Los corazones, sin embargo, sangraban, los ojos vertían lágrimas, y allá, en la gran ciudad, sollozaba el inmenso rebaño de viudas y huérfanos.
No era el fin. La Comuna concebía el ensueño trágico de sepultarse bajo las ruinas humeantes de París. Furiosamente, empujaba a sus hombres al combate; creían morir por una Idea, y caían para satisfacer la ambición desenfrenada de unos pocos. Decíase ese día que el ejército de los comuneros iba a intentar una salida; la salida de desgraciados empujados por quimeras y atropellando al Imposible.
Los adoquines de París se entreabrían para vomitar batallones. Desde la Bastilla hasta el Arco de Triunfo, subía una muchedumbre enorme, una masa movediza, sombría, ondulante y sacudida como una serpiente gigantesca, desenroscaba sus anillos de acero de donde salían cañones de fusil y bayonetas de reflejos siniestros. Pero en la Bastilla, los batallones no se organizaban militarmente como los de los Campos Elíseos. Los de ese barrio formaban la retaguardia. En la puerta de una pequeña farmacia, situada hacia el medio de la calle, al lado de un hotel de cuarto orden, una larga fila de pobres enfermos hacía cola en demanda de medicamentos, del mismo modo que hacía poco tiempo se esperaba turno para conseguir pan o carne.
El farmacéutico se apuraba para atender a los pedidos, pero azorado no acertaba a satisfacer a todos. Ayudado por dos dependientes, preparaba rápidamente las recetas, sin interés, sin piedad para los enfermos que esperaban de él su curación. Apenas dio prueba de alguna emoción, cuando un guardia nacional entró, diciéndole:
-¿Está listo el remedio?
-Aquí está, ciudadano Rosny.
El ciudadano Rosny era un hombre de cuarenta años, alto, moreno, pálido, de rostro muy enérgico. Tomó con cuidado el frasco entre sus manos encallecidas, y murmuró una frase de gratitud; después salió de la farmacia, cruzó de prisa la calle y entró en una casa de aspecto miserable y ennegrecida por el tiempo. La estrecha escalera conducía a habitaciones pobres donde moraban obreros que vivían al día.

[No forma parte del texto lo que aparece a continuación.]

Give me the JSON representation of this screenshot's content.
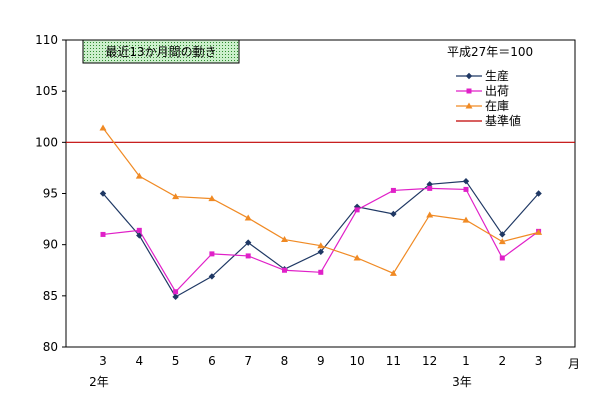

¿Quién de entre ellos podía tener economías después de las pruebas terribles pasadas durante los últimos meses? En el quinto piso, el ciudadano Rosny se detuvo y llamó en una puerta, diciendo en voz baja: «Soy yo, Francisca».
La puerta entreabrióse y se cerró con rapidez, en tanto que Francisca contestaba igualmente en voz baja: «Ten cuidado, no hay que alterar la temperatura de la pieza». El cuarto era pequeño, pero muy limpio; las paredes desnudas y relucientes, las cortinas blanquísimas, los vidrios limpísimos, atestiguaban un cuidado incesante, una mano de dueña de casa celosa.
-¿Cómo está Santiago? -interrogó Pedro en el mismo tono.
-Sigue tranquilo.
Y la joven mujer, al decir esas palabras, contemplaba con ardiente mirada de amor a un chico de dieciséis años que dormía en una cama. Los ojos del padre y de la madre se encontraron en un pensamiento común. Francisca abrazó efusivamente a su marido.